Economic sanctions vs. force majeure

In 2018, due to sanctions against Russia, RTI was prevented from making timely payment to MUR in U.S. dollars as contractually required. RTI offered to pay in euros instead and bear any exchange costs suffered by MUR, but MUR insisted that it was entitled to suspend performance under the contract’s force majeure clause.

The contract defined a force majeure event as something that “cannot be overcome by reasonable endeavours”.

Arbitral tribunal, High Court and Court of Appeal can’t agree

An arbitral tribunal found that MUR could have overcome this situation by reasonable endeavours. MUR could simply have accepted RTI’s offer to pay in euros and suffered “no detriment”.

MUR appealed on a question of law to the High Court, which found in its favour. The High Court held that reasonable endeavours did not require a party to accept non-contractual performance. The Court of Appeal disagreed and found that it was sufficient that the force majeure event could be “overcome” in a “practical sense, such that all its adverse consequences would be avoided”. MUR could practically have overcome the force majeure event by accepting RTI’s offer.

Supreme Court restores order

The Supreme Court has now taken a different approach again.
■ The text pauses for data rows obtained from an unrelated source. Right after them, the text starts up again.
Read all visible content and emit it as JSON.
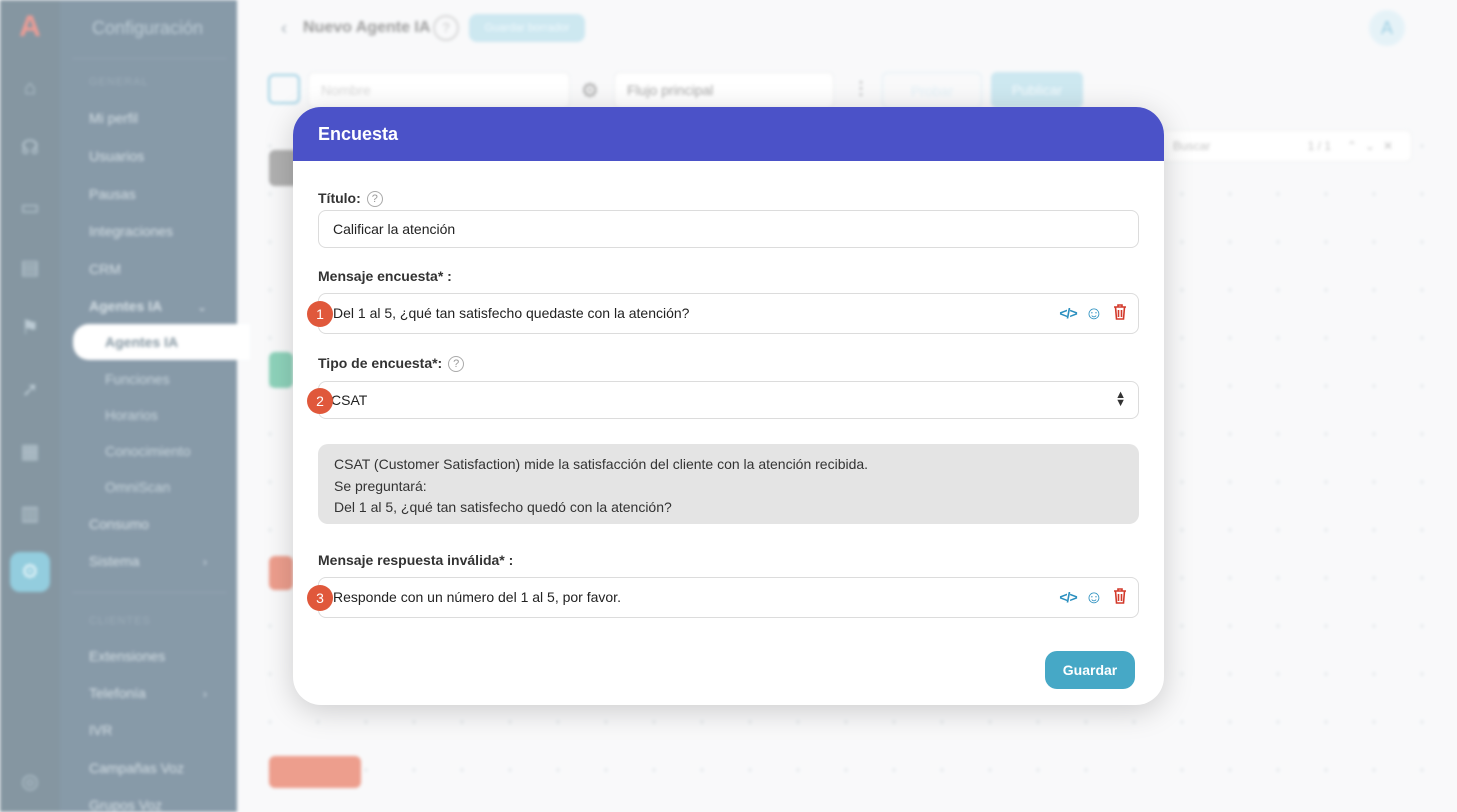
{
  "app": {
    "logo_text": "A",
    "sidebar_title": "Configuración",
    "groups": [
      "GENERAL",
      "CLIENTES"
    ],
    "menu_items": [
      "Mi perfil",
      "Usuarios",
      "Pausas",
      "Integraciones",
      "CRM",
      "Agentes IA"
    ],
    "submenu": [
      "Agentes IA",
      "Funciones",
      "Horarios",
      "Conocimiento",
      "OmniScan"
    ],
    "menu_items_2": [
      "Consumo",
      "Sistema"
    ],
    "menu_items_3": [
      "Extensiones",
      "Telefonía",
      "IVR",
      "Campañas Voz",
      "Grupos Voz"
    ],
    "active_submenu": "Agentes IA"
  },
  "topbar": {
    "back_icon": "chevron-left-icon",
    "agent_name": "Nuevo Agente IA",
    "help": "?",
    "badge": "Guardar borrador",
    "avatar": "A"
  },
  "toolbar": {
    "name_placeholder": "Nombre",
    "flow_select": "Flujo principal",
    "test_button": "Probar",
    "publish_button": "Publicar"
  },
  "canvas": {
    "search_placeholder": "Buscar",
    "search_count": "1 / 1"
  },
  "modal": {
    "title": "Encuesta",
    "titulo_label": "Título:",
    "titulo_value": "Calificar la atención",
    "mensaje_label": "Mensaje encuesta* :",
    "mensaje_value": "Del 1 al 5, ¿qué tan satisfecho quedaste con la atención?",
    "tipo_label": "Tipo de encuesta*:",
    "tipo_value": "CSAT",
    "info_line1": "CSAT (Customer Satisfaction) mide la satisfacción del cliente con la atención recibida.",
    "info_line2": "Se preguntará:",
    "info_line3": "Del 1 al 5, ¿qué tan satisfecho quedó con la atención?",
    "invalida_label": "Mensaje respuesta inválida* :",
    "invalida_value": "Responde con un número del 1 al 5, por favor.",
    "steps": [
      "1",
      "2",
      "3"
    ],
    "save_button": "Guardar"
  },
  "colors": {
    "header": "#4b52c8",
    "step_badge": "#e0583b",
    "save_button": "#46a8c6",
    "sidebar": "#31516a",
    "rail": "#2d4b5e"
  }
}
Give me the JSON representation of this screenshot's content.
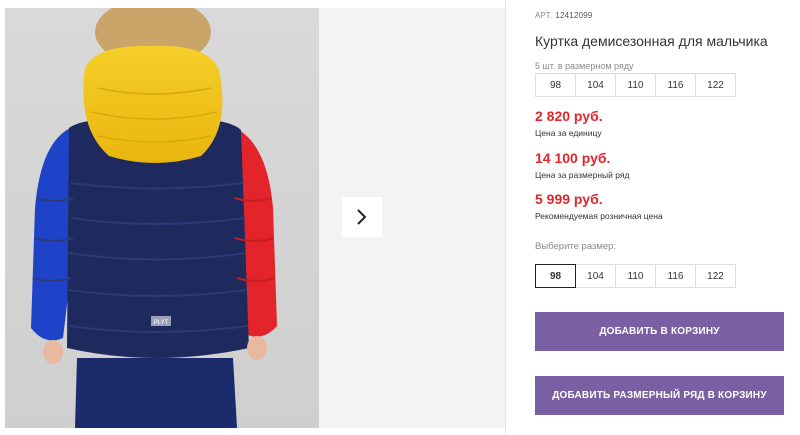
{
  "product": {
    "article_label": "АРТ.",
    "article_value": "12412099",
    "title": "Куртка демисезонная для мальчика"
  },
  "size_row": {
    "label": "5 шт. в размерном ряду",
    "sizes": [
      "98",
      "104",
      "110",
      "116",
      "122"
    ]
  },
  "prices": [
    {
      "amount": "2 820 руб.",
      "note": "Цена за единицу"
    },
    {
      "amount": "14 100 руб.",
      "note": "Цена за размерный ряд"
    },
    {
      "amount": "5 999 руб.",
      "note": "Рекомендуемая розничная цена"
    }
  ],
  "size_select": {
    "label": "Выберите размер:",
    "sizes": [
      "98",
      "104",
      "110",
      "116",
      "122"
    ],
    "selected": "98"
  },
  "buttons": {
    "add_to_cart": "ДОБАВИТЬ В КОРЗИНУ",
    "add_row_to_cart": "ДОБАВИТЬ РАЗМЕРНЫЙ РЯД В КОРЗИНУ"
  },
  "photo": {
    "label_patch_text": "PLYT"
  },
  "colors": {
    "price": "#e1262b",
    "button": "#7a5fa2",
    "jacket_body": "#1e2a5e",
    "jacket_hood": "#f2c21a",
    "sleeve_left": "#1f43c8",
    "sleeve_right": "#e3242b"
  },
  "icons": {
    "next": "chevron-right-icon"
  }
}
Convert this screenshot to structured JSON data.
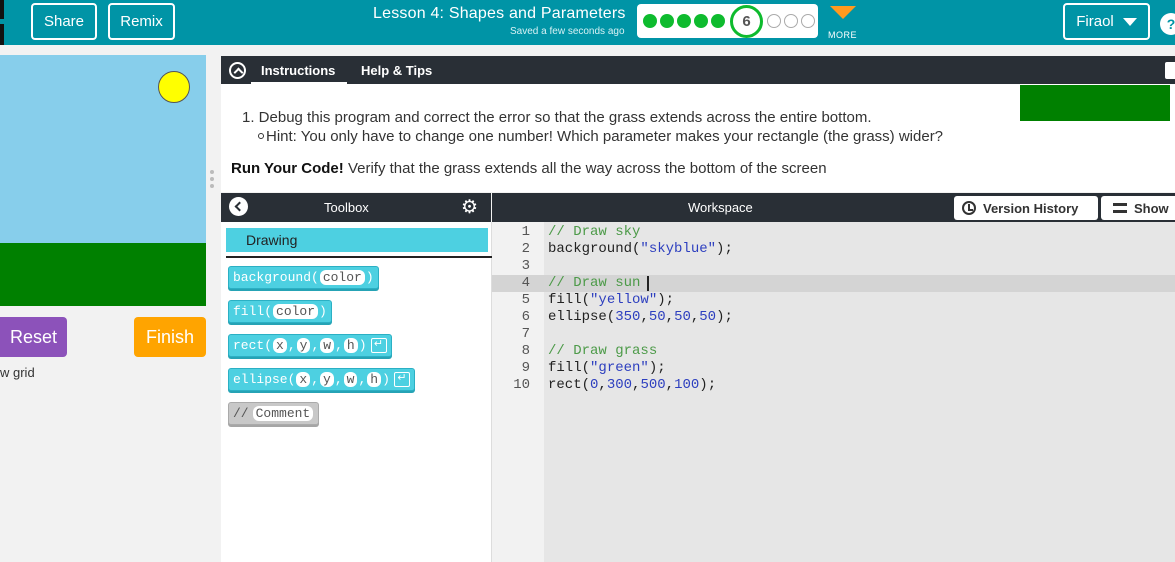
{
  "header": {
    "share_label": "Share",
    "remix_label": "Remix",
    "lesson_title": "Lesson 4: Shapes and Parameters",
    "saved_status": "Saved a few seconds ago",
    "progress": {
      "completed": 5,
      "current": "6",
      "remaining": 3
    },
    "more_label": "MORE",
    "user_name": "Firaol",
    "help_label": "?"
  },
  "visualization": {
    "reset_label": "Reset",
    "finish_label": "Finish",
    "grid_label": "w grid"
  },
  "instructions": {
    "tabs": [
      "Instructions",
      "Help & Tips"
    ],
    "step": "1. Debug this program and correct the error so that the grass extends across the entire bottom.",
    "hint": "Hint: You only have to change one number! Which parameter makes your rectangle (the grass) wider?",
    "run_bold": "Run Your Code!",
    "run_text": " Verify that the grass extends all the way across the bottom of the screen"
  },
  "toolbox": {
    "title": "Toolbox",
    "category": "Drawing",
    "blocks": [
      {
        "name": "background",
        "params": [
          "color"
        ],
        "ret": false
      },
      {
        "name": "fill",
        "params": [
          "color"
        ],
        "ret": false
      },
      {
        "name": "rect",
        "params": [
          "x",
          "y",
          "w",
          "h"
        ],
        "ret": true
      },
      {
        "name": "ellipse",
        "params": [
          "x",
          "y",
          "w",
          "h"
        ],
        "ret": true
      }
    ],
    "comment_block": {
      "prefix": "//",
      "label": "Comment"
    }
  },
  "workspace": {
    "title": "Workspace",
    "version_history_label": "Version History",
    "show_label": "Show",
    "code_lines": [
      {
        "n": "1",
        "text": "// Draw sky"
      },
      {
        "n": "2",
        "text": "background(\"skyblue\");"
      },
      {
        "n": "3",
        "text": ""
      },
      {
        "n": "4",
        "text": "// Draw sun"
      },
      {
        "n": "5",
        "text": "fill(\"yellow\");"
      },
      {
        "n": "6",
        "text": "ellipse(350,50,50,50);"
      },
      {
        "n": "7",
        "text": ""
      },
      {
        "n": "8",
        "text": "// Draw grass"
      },
      {
        "n": "9",
        "text": "fill(\"green\");"
      },
      {
        "n": "10",
        "text": "rect(0,300,500,100);"
      }
    ]
  },
  "colors": {
    "header_bg": "#0094a6",
    "sky": "#87ceeb",
    "sun": "#ffff00",
    "grass": "#008000",
    "reset": "#8c52ba",
    "finish": "#ffa400",
    "block": "#4dd0e1",
    "progress_done": "#0ebb2e"
  }
}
The question to be answered was: should the requirement of overcoming by reasonable endeavours extend to acceptance of non-contractual performance?

The Supreme Court said not, based on four principles:

  1. The object of reasonable endeavours provisos is to maintain contractual performance, not to substitute a different performance. 
  2. The principle of freedom of contract includes freedom not to contract, which in turn includes freedom not to accept the offer of non-contractual performance. 
  3. Clear words are necessary for a party to be required to forgo a valuable contractual right, such as the right to refuse non-performance.
  4. Uncertainty is to be avoided in commercial contracts. If a party were required to accept non-contractual performance in situations where, say, there is no detriment or the same result is achieved, a degree of evaluative uncertainty is imported.

The Supreme Court stressed that it was not making a finding on the particular use of “overcome” as the Court of Appeal had sought to.  Rather it was making a general finding about reasonable endeavours provisos in force majeure clauses.

The Supreme Court’s judgment is welcome confirmation of the principle that certainty is of paramount importance in commercial contracts and that you cannot be forced to accept payment in a different currency to the contractually agreed one.